The University of Florida Department of Environmental and Global Health, College of Public Health and Health Professions is collaborating with Babeş-Bolyai University in Cluj-Napoca, Romania and created a One Health Center for Environmental and Occupational Research GEOHealth Hub at Babeş-Bolyai University. The GEOHealth Hub is capitalizing on pre-existing research collaborations in partnering with 11 other academic centers and 16 public health institutions in 7 other Eastern European and Central Asian LMICs: Albania, Armenia, Georgia, Kazakhztan, Kyrgyzstan, Moldova, and Romania. The GEOHealth Hub focuses upon three research and training areas 1) aquatic health, 2) food safety, and 3) zoonotic diseases.
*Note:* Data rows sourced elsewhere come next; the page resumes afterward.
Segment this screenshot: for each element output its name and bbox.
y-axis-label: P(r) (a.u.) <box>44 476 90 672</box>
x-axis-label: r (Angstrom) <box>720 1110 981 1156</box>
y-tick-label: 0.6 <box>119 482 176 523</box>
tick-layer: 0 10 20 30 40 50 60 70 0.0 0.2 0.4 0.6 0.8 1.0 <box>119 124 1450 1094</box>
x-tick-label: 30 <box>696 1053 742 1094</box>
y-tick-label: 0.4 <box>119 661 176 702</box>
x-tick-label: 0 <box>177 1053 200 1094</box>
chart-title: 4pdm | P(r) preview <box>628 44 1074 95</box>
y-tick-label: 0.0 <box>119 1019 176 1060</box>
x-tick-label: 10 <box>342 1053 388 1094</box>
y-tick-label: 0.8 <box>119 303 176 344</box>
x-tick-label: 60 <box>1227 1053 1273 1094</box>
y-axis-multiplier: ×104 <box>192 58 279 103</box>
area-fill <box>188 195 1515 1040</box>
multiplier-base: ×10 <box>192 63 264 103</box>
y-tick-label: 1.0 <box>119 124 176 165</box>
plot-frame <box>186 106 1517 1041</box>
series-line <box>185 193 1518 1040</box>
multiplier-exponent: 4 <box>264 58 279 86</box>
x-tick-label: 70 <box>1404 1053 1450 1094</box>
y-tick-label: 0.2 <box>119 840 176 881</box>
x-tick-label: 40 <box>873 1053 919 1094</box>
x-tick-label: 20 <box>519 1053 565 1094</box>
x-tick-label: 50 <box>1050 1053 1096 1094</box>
The long-term objective of the the GEOHealth Hub is to strengthen institutional capacity for environmental and occupational research and training at the 12 participating academic centers. Specific aims in the first two years are 1) conduct an evidence-based needs and opportunities assessment to identify environmental and occupational public health problems in Albania, Armenia, Georgia, Kazakhztan, Kyrgyzstan, Moldova, and Romania; 2) establish the GEOHealth Hub at Babeş-Bolyai University in Cluj-Napoca, Romania; 3) design research studies that address the focal research topics of the GEOHealth Hub and plan the necessary capacity building to successfully conduct the Center’s research activities; and 4) develop an evaluation plan for monitoring the success of Aims 1-3.
The GEOHealth Hub is innovative as it will employ the One Health, cross-disciplinary approach to engage experts in public, veterinary, and environmental health fields from each of the 12 academic institutions towards research and training projects to improve public health. The GEOHealth Hub will be supported by the University of Florida which has 16 land grant and health science colleges from which to draw research and training expertise, including One Health-oriented courses, One Health Master and PhD degree programs, and One Health research projects.